BOE is building glass-based optical interconnects for AI data centers

BOE, the Chinese display giant, is moving beyond screens and into the guts of data center hardware. The company confirmed late this week that it has established a dedicated project team for Micro LED optical interconnect systems and glass-substrate Co-Packaged Optics (CPO) technology.

CPO is one of the more promising approaches to a problem that keeps getting worse as AI chips get faster. Data has to travel between processors, and the traditional copper traces on circuit boards can’t keep up. By placing optical components — the lasers and modulators that send data as light — directly next to the compute silicon, CPO cuts power consumption and boosts bandwidth. BOE’s version uses Micro LEDs as the light source and a glass substrate as the carrier, an approach that could offer better thermal stability and lower signal loss than conventional organic substrates.

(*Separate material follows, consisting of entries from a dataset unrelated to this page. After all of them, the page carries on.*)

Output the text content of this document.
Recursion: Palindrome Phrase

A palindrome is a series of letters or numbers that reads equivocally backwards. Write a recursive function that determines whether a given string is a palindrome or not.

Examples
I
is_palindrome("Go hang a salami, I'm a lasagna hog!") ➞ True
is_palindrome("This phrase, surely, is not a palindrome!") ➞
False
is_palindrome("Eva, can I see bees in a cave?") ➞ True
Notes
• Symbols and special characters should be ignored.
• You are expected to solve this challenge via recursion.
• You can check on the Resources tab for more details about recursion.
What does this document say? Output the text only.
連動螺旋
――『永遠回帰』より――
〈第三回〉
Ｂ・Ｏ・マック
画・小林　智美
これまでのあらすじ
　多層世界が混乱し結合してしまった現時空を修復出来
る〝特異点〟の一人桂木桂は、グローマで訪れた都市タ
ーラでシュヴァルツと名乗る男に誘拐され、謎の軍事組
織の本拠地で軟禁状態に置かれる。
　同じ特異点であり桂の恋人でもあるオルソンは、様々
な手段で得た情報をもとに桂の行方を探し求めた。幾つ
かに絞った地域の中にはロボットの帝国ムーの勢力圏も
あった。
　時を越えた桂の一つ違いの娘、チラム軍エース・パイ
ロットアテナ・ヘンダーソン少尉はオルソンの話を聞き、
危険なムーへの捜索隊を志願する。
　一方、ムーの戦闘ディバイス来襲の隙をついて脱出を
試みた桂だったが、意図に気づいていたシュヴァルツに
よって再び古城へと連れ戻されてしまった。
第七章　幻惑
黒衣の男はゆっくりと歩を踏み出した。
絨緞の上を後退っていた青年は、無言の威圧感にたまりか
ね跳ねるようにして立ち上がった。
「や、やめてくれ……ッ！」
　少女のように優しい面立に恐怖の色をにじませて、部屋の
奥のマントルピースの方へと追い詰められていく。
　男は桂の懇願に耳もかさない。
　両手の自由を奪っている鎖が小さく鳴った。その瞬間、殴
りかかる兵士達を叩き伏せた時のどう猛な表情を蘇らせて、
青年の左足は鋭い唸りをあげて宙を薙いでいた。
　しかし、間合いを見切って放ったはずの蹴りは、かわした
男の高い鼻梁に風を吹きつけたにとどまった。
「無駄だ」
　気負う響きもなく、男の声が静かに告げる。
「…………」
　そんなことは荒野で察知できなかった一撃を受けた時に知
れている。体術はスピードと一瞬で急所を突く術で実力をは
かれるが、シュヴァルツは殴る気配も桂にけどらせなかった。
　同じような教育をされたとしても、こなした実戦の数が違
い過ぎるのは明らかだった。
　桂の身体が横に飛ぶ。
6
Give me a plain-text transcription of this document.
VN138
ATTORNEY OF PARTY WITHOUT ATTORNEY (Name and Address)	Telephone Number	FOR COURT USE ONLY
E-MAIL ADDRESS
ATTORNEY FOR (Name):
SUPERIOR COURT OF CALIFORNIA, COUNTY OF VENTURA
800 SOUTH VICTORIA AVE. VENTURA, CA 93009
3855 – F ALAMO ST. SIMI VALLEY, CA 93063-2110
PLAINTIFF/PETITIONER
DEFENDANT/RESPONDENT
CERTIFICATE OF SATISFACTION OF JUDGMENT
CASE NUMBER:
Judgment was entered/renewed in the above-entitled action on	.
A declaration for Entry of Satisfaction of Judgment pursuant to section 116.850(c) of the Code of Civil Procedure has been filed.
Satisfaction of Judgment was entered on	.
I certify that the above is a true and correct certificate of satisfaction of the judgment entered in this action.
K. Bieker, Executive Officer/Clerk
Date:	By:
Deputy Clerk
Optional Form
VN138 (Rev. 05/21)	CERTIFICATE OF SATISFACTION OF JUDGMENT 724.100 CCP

The company disclosed the effort in its latest investor relations filing. It is also working with Corning on several joint projects including glass-based carrier boards, optical interconnects, perovskite materials, and foldable glass. The partnership has moved into a substantive phase with quarterly progress reviews.

BOE also offered updates on its LCD and OLED businesses. On the LCD side, rising memory prices are expected to put some pressure on mainstream panel shipments, but growing demand for larger screen sizes should keep total area shipped higher year-over-year. The exit of older production lines is tightening TV panel supply, which BOE sees as a positive for industry pricing dynamics.

For OLED, BOE said shipments in the high-price, small-size segment are expected to rise, supporting demand for LTPO panels. On the mid-size side, AI PC launches and the ramp-up of AMOLED Gen 8.6 production lines should accelerate OLED adoption in laptops and tablets.

The CPO project is the most interesting signal here. Display manufacturers have been finding new uses for their core competencies — glass processing, thin-film deposition, precision optics — and BOE’s bet on glass-based optical interconnects suggests it sees a future where data center hardware starts to look a lot like display manufacturing.